New England is a physical defensive team, and their modus operandi is to hammer the opposition endlessly. The league office has received numerous complaints regarding the physical style of play or manhandling the linebackers and defensive backs in New England are accustomed to delivering. These Patriots tackle the ball carrier, and they will lay a lick on a receiver coming over the middle. The Patriots are not prone to letting a receiver catch a pass downfield without getting a timely shot in.

It's old school football. There is not a better coached team in the league.

Looking at the New England defense, one can see what Browns head coach Romeo Crennel would like to be working with in Cleveland. The defense of the New England Patriots displays what Crennel envisions for the Browns, but is simply unable to do because the Browns have not secured and developed the defensive talent.

As the Browns have been forced to rely on the likes of the aging Ted Washington (a former Patriot many moons ago), Orpheus Roye, and Ethan Kelley, New England settles in with the likes of Richard Seymour (injured), Ty Warren, Vince Wilfork, and Jarvis Green. New England has built the defensive line through the draft. This is something the Browns are sure to investigate following the season, as Washington and Roye are on their last legs.

The defensive line of the Patriots also play with a desire to beat an opposing offense down. They are very disciplined and rarely makes a glaring mistake.
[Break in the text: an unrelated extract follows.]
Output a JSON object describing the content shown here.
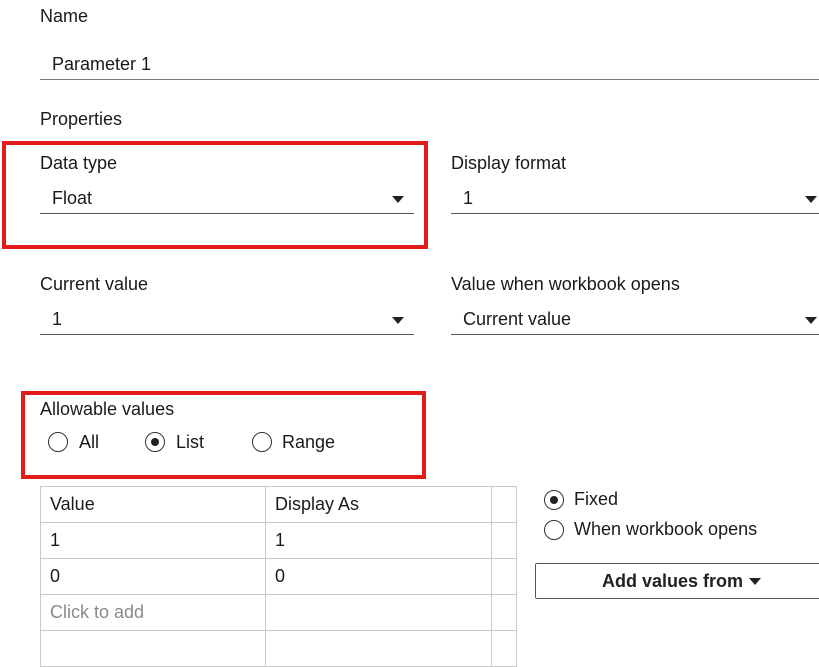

The contrary is the norm in Cleveland, as the Browns are often beaten at the line of scrimmage and plays of impact are minimal for the team's defensive line.

The Browns are not a poorly coached team. Head coach Romeo Crennel hasn't forgotten how to coach defense, he just does not have the horses to ride, as does Belichick in New England, nor has he been on the job long enough to transform the roster to his liking. Crennel understands the importance of stopping the run, and he also likes a physical, disciplined team.

Only time will tell if Crennel is the coach many had hoped when he was named to the post by the Cleveland Browns prior to the 2005 season, but without the horses to ride, we may never know.

Romeo Crennel is a very good coach and will do good things in Cleveland once he gets the team together he wants," Bill Belichick said upon Crennel's hiring in Cleveland.